Someone I think is missing from the list is Polk. It was only this year in my Poli Sci Presidency class that I realized Polk's high status in examining the Schlesinger Poll on American Presidents. Polk was rated as a "Great" included with Lincoln, Washington, and FDR (and a few more). Now maybe this is just me, the inexperienced history student, but I never really even studied Polk in depth.

Jennie W said...

I'm glad you agree on my Hoover comment - you are right, we always remember those who have problems!

I have to admit I'm a bit of Polk fanatic, but I agree he is often overlooked, yet he really was a great president.
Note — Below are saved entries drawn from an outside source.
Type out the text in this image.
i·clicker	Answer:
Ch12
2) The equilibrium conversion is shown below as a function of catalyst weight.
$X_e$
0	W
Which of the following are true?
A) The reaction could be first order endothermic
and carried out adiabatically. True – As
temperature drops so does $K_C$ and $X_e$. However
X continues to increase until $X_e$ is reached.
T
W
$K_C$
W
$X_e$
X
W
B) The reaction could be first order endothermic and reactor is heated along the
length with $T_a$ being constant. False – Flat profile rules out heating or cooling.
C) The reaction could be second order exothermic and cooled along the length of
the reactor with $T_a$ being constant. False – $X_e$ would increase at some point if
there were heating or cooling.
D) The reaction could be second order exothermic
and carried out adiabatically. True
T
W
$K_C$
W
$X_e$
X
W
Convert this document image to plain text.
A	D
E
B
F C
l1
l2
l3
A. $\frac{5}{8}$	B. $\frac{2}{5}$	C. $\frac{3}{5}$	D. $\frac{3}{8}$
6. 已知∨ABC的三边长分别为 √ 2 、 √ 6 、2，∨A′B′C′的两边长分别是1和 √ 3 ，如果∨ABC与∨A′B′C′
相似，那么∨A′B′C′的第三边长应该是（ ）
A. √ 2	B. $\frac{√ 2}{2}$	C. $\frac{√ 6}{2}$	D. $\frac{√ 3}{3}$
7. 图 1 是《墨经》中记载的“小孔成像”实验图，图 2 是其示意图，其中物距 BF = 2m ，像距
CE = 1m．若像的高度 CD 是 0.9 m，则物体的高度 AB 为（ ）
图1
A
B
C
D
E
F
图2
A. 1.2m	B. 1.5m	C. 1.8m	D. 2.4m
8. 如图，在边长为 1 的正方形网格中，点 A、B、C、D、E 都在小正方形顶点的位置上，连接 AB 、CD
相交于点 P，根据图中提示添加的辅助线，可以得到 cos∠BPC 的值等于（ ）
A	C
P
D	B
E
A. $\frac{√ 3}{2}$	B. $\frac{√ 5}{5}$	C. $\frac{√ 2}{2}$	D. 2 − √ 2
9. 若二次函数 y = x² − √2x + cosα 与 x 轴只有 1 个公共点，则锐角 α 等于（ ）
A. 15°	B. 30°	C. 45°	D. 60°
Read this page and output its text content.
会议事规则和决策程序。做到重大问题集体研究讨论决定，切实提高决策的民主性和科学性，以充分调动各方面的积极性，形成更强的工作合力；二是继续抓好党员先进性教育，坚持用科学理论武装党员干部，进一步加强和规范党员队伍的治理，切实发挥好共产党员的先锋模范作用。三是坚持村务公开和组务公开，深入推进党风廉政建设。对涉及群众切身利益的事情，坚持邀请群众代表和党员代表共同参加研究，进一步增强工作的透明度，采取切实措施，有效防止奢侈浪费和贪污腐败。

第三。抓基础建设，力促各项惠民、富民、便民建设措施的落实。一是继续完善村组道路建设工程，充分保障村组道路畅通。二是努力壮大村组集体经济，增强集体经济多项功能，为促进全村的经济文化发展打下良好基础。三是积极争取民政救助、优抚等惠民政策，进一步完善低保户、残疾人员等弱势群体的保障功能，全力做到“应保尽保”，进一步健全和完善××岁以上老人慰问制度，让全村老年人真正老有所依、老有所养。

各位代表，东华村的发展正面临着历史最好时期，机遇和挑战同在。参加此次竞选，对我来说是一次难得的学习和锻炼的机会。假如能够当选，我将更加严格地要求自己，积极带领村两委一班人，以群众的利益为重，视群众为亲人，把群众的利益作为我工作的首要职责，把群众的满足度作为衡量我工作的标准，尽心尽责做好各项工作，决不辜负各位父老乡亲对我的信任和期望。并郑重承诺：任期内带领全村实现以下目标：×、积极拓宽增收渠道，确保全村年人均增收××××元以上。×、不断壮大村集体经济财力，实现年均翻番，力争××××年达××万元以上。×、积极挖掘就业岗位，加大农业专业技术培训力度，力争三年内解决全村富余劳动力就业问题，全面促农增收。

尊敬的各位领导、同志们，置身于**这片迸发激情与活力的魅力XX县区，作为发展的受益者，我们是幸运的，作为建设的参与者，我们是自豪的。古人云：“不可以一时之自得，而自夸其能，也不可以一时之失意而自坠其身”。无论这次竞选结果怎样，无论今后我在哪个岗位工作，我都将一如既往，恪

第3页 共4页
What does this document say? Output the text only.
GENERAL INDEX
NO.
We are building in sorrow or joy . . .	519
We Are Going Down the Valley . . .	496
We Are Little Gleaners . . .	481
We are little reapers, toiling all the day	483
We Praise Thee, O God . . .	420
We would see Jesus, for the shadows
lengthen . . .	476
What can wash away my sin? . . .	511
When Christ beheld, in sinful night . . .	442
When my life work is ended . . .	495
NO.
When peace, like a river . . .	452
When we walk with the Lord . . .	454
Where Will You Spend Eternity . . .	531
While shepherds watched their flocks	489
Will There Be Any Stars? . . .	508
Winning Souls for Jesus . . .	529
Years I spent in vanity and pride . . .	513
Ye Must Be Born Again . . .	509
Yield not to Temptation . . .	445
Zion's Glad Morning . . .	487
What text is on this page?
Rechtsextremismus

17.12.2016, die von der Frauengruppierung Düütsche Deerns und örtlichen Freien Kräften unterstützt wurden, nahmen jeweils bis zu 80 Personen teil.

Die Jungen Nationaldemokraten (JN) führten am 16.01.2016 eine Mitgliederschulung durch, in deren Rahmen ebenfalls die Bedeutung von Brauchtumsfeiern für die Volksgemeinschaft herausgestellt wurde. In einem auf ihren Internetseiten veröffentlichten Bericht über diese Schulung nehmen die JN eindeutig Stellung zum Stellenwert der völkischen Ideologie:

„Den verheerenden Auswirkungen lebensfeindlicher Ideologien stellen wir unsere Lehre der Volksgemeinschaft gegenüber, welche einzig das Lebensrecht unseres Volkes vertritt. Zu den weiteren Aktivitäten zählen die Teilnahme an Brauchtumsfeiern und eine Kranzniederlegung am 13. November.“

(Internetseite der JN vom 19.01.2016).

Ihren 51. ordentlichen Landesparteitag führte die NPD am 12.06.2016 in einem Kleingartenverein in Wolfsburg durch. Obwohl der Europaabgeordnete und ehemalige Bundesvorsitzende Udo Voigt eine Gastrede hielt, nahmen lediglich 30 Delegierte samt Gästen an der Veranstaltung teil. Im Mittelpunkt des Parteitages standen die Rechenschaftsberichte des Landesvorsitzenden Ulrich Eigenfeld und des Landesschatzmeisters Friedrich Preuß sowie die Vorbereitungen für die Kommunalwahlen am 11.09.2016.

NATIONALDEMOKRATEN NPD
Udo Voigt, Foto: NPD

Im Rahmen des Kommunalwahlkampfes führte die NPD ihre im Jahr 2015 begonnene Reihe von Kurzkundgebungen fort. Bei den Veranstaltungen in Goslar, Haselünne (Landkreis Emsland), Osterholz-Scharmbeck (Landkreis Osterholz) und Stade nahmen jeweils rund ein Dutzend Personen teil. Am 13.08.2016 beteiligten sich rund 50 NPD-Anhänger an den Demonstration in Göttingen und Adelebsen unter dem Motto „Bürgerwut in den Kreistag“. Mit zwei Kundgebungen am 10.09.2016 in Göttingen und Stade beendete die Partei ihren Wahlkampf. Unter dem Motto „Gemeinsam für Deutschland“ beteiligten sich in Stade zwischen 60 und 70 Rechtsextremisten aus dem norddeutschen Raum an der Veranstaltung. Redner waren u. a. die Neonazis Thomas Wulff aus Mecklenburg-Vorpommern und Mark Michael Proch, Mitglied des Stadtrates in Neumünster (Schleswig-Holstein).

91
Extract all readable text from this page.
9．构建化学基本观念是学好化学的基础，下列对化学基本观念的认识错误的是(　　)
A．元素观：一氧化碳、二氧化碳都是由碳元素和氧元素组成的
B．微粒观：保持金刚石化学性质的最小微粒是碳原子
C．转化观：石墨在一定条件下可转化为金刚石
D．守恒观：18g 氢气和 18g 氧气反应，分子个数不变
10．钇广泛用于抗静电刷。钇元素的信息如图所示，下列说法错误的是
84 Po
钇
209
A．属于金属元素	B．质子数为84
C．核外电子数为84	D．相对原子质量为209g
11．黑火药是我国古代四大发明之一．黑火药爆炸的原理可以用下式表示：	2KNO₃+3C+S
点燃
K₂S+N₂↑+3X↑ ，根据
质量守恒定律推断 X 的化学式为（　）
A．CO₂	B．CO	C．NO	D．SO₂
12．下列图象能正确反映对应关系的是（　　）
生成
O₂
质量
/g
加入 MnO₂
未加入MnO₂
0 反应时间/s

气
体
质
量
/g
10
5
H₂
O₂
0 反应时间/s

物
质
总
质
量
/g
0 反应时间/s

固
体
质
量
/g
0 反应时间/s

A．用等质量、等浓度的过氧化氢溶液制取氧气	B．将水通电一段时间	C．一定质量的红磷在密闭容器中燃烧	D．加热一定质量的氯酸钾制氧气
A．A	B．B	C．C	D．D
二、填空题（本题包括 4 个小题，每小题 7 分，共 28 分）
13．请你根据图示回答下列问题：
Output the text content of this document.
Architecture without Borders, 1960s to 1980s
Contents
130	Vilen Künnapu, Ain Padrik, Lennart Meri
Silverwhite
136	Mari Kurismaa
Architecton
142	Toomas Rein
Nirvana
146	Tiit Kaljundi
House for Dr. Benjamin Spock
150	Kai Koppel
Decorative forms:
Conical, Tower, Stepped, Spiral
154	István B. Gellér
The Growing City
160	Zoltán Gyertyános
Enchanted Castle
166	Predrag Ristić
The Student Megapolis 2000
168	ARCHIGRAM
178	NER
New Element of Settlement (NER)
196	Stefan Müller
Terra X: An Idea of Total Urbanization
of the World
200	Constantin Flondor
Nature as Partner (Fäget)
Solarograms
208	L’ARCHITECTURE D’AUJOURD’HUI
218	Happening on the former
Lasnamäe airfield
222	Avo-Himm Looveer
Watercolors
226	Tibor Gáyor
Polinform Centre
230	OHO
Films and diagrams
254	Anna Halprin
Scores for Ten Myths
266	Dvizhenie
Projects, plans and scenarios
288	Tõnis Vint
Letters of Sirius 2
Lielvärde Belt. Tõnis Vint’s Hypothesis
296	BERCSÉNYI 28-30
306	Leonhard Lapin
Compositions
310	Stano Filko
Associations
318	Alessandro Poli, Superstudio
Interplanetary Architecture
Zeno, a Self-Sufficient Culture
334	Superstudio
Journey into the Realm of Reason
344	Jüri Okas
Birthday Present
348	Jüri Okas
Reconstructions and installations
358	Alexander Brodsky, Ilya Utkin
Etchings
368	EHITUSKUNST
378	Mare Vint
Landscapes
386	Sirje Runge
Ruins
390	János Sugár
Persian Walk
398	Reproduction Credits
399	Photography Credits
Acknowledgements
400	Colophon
He was the only president to fulfill all his campaign promises - that is a pretty big accomplishment in 4 years! If you want to read a good political biography of Polk, I recommend Seigenthaler (I reviewed it here: http://www.american-presidents.org/2006/05/james-k-polk-book-and-article.html) - it isn't even that long. I do think history teachers should spend more time on him - so many important events happened during his presidency, but his role in them gets forgotten (like settling the Oregon question).

Samuel Stephen Ross said...

One has to remember that the MOST forgettable end up being remembered. I think Millard Fillmore is so often noted for being forgettable, that he has indeed become more familiar to people as a result.

Here's my list of the 7 most forgettable:
Benjamin Harrison
Franklin Pierce
Rutherford B Hayes
John Tyler
Chester Alan Arthur
William Henry Harrison
James Buchanan

The 20th Century Presidents are too fresh in our memories (or at least in our Parents/Grandparents'). But Gerald R Ford will top this list 100 years from now.